33 One Small Step for Man 1969
ARE WE ALONE? Earthlings have asked this question ever since we first weighed the riddle of the stars, and a giant leap was taken toward realizing an answer when Neil Armstrong hopped from a flimsy lunar module onto the surface of the moon. It was July 20, 1969, only a century after Jules Verne wrote a novel about going there, From the Earth to the Moon.
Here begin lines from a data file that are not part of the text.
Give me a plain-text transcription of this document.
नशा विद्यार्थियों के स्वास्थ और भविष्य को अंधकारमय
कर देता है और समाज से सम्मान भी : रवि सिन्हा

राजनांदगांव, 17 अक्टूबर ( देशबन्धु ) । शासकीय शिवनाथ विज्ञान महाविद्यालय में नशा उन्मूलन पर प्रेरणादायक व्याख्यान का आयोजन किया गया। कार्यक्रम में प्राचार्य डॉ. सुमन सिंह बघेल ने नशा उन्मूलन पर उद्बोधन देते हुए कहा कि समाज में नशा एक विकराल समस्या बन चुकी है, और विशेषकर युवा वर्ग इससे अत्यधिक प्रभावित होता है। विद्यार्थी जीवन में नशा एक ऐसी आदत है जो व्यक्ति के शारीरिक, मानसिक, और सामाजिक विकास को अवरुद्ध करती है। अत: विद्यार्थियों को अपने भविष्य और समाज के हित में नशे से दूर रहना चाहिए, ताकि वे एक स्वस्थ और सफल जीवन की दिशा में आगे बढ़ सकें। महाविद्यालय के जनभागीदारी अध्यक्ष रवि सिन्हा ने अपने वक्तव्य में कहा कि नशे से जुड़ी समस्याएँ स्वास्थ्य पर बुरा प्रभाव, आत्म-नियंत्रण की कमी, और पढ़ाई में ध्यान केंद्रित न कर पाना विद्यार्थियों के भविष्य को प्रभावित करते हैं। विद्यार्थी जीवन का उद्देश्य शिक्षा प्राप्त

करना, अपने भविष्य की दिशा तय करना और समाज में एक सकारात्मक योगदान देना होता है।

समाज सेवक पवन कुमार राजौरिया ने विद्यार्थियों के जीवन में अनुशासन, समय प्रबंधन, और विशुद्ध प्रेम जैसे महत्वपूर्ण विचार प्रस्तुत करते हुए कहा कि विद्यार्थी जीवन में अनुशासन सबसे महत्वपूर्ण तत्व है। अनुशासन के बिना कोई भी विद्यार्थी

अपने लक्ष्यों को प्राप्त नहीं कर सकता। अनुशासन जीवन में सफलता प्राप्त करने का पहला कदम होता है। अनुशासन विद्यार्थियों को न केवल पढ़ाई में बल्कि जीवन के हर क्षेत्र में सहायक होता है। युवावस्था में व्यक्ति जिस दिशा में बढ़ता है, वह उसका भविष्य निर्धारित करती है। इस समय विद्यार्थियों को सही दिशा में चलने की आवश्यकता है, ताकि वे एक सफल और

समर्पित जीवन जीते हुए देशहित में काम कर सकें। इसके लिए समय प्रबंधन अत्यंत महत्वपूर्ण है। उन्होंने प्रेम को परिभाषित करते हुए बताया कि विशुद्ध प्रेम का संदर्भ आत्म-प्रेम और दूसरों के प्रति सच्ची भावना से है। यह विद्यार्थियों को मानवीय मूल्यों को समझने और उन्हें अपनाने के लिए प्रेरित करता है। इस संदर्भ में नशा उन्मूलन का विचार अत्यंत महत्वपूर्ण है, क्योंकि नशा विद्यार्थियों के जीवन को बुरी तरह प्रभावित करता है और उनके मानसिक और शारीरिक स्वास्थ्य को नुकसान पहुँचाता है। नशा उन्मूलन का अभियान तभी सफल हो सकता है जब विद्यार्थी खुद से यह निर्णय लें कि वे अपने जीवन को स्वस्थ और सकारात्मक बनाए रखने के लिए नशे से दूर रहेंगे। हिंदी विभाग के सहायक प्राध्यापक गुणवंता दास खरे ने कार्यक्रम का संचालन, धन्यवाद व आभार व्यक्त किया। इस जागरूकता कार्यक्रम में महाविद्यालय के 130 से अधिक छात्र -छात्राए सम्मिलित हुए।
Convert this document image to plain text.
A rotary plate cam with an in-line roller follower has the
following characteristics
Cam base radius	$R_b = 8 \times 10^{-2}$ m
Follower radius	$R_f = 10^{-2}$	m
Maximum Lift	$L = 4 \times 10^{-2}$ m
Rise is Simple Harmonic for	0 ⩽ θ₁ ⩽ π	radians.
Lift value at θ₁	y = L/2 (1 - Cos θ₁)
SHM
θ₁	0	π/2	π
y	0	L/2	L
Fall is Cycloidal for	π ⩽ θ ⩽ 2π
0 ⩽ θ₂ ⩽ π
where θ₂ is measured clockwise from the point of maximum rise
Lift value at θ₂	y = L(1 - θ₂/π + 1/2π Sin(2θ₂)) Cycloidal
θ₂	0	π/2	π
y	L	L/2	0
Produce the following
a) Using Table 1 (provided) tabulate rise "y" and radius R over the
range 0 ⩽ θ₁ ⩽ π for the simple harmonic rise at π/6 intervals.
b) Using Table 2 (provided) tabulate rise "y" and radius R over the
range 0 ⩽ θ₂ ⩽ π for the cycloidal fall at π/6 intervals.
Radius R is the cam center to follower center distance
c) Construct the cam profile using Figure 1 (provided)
The Space Age began in earnest on October 4, 1957, with the Soviet launch of Sputnik I, the world's first artificial satellite to achieve orbit. The U.S. followed a few months later with Explorer I, and the race was on. An ardent commitment to exploration by President Kennedy and an equally zealous Soviet program led to a high-wire one-upmanship in the 1960s that spawned stunning technological advances, culminating in the Apollo 11 moon walk. Televisions carried the fuzzy images, the history in the making, and a global community basked in this wondrous human conquest. Fittingly, it was satellites themselves that made the broadcast possible, and the world a little smaller. Since that first trip to the moon, there have been deeper probes--Discovery, Endeavour, Galileo--into our solar system. But as space engineer Wernher von Braun observed, the journeys to the moon were like steps in human evolution, akin to the moment life emerged from the sea to establish itself on land.